Сейчас, когда Витюн ждал от Саньки помощи и совета, Масейка тоже оглядывался, напрягаясь, чтоб не выскочить супротив компаньона по летнему бизнесу. Зыркал черными масляными глазами, приглаживал волосы, заправлял за уши так, что торчали вороньими перышками.

Генка ждал.

— Ты все в игрушечки играешь, да, Генча? — голос Санька шуршал и перепархивал, как воробьи в бурьяне. И, после слов его, Витюн длинно харкнул Генке под ноги, а Масейка взлохматил волосы и заржал, почти всхлипывая и вертя головой.

Но Санек окинул друзей ленивым взглядом и продолжил:

— Но вижу я, друг мой, твои игрушечки, нет, наши игрушечки, могут стать ваажным делом, да, шкипер?
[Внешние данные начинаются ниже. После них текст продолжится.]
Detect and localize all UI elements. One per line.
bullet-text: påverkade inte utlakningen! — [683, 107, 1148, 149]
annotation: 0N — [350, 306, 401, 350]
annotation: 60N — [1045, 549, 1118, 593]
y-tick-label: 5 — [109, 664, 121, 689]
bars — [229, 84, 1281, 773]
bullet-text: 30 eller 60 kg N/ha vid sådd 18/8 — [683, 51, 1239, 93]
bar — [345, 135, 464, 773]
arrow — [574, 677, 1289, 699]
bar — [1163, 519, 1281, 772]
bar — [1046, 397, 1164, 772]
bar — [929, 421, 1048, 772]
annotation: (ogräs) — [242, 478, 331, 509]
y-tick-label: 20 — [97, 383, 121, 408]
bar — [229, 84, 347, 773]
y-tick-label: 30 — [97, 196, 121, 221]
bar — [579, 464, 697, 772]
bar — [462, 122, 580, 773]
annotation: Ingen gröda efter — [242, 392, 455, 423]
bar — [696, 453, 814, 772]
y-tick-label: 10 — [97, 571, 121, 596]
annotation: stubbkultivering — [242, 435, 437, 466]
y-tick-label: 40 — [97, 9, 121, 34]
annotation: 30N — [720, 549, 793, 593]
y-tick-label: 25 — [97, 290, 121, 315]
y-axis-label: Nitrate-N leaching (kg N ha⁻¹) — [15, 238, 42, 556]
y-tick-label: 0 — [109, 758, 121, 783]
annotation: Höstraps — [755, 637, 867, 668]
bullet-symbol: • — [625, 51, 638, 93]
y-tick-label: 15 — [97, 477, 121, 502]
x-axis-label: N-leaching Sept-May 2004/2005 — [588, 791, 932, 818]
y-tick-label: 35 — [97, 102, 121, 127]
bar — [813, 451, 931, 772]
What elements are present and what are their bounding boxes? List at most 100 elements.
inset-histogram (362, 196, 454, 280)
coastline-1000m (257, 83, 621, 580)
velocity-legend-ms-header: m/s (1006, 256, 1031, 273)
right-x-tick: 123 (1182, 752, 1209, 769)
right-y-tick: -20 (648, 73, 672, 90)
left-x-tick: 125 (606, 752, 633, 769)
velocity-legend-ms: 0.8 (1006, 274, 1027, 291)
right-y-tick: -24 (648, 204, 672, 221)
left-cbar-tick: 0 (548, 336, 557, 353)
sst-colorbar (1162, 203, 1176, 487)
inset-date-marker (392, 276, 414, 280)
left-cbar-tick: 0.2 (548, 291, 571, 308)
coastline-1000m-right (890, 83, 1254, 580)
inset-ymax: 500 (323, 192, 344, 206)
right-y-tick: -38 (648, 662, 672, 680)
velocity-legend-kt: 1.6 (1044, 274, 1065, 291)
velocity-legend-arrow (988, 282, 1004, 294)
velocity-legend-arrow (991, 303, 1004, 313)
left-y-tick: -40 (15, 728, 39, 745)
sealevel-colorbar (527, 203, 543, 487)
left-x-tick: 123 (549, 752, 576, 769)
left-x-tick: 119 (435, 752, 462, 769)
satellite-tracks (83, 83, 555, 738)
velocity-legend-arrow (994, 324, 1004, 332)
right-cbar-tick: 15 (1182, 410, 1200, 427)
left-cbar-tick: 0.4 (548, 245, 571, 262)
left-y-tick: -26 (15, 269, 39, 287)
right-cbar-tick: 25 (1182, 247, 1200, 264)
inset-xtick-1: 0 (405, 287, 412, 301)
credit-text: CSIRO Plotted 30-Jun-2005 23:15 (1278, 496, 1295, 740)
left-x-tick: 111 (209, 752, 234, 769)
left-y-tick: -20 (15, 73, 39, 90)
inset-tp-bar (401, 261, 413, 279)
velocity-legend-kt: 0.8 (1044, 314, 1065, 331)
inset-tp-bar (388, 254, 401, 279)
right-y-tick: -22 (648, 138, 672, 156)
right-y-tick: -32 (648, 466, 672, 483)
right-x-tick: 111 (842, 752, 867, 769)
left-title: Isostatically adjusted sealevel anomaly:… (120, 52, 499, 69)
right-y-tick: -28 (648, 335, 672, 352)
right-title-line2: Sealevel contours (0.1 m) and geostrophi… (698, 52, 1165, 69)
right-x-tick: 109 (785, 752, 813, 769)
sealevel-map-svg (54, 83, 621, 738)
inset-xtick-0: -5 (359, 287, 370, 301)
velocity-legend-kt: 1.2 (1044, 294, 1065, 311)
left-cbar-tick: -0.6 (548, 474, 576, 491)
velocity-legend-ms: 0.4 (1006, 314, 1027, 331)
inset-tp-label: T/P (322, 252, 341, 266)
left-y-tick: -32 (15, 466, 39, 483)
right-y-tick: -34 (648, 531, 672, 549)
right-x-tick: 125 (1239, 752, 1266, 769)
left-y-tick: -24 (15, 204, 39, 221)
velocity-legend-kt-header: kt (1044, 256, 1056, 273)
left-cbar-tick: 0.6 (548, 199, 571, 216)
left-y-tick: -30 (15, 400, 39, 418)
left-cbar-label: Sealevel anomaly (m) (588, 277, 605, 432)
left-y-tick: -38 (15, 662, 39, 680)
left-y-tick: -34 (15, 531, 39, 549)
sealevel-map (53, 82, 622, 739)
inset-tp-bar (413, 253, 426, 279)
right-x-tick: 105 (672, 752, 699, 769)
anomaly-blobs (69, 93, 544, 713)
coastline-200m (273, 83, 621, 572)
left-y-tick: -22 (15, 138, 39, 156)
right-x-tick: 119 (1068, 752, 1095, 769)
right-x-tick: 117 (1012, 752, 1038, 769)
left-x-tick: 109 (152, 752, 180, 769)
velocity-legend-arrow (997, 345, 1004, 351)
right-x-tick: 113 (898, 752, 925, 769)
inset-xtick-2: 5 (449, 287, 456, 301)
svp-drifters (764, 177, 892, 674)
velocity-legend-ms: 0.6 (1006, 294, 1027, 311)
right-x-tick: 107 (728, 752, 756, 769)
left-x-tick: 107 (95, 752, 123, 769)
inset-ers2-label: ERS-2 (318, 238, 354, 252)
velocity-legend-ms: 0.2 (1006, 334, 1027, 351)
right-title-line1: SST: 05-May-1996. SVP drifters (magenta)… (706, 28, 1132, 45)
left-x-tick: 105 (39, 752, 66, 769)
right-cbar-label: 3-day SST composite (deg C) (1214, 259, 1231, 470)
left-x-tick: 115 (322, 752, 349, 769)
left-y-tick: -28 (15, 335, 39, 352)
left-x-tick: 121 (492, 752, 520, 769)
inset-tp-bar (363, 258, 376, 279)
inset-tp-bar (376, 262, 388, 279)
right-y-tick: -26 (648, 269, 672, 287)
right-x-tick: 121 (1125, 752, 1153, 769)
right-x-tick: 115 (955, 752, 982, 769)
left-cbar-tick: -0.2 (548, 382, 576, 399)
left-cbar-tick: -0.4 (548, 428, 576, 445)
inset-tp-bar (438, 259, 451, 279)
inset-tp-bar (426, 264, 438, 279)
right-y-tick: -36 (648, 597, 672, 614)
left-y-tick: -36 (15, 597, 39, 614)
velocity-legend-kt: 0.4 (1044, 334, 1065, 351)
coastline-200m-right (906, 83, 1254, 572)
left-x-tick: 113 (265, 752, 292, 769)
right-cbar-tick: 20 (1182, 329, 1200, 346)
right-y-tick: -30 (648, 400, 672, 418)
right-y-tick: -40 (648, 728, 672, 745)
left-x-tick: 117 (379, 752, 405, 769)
И скривил уголок рта на воцарившееся молчание.

— А то, — легко отозвался Генка, — чертежи есть, по деньгам я все прикинул. Где доставать стеклопластик и такелажку, решим походу. Если Витяй с батей поговорит, чтоб нам местечко на старой верфи выделили на лето, то к августу уже на воду спустим. И будет — наша.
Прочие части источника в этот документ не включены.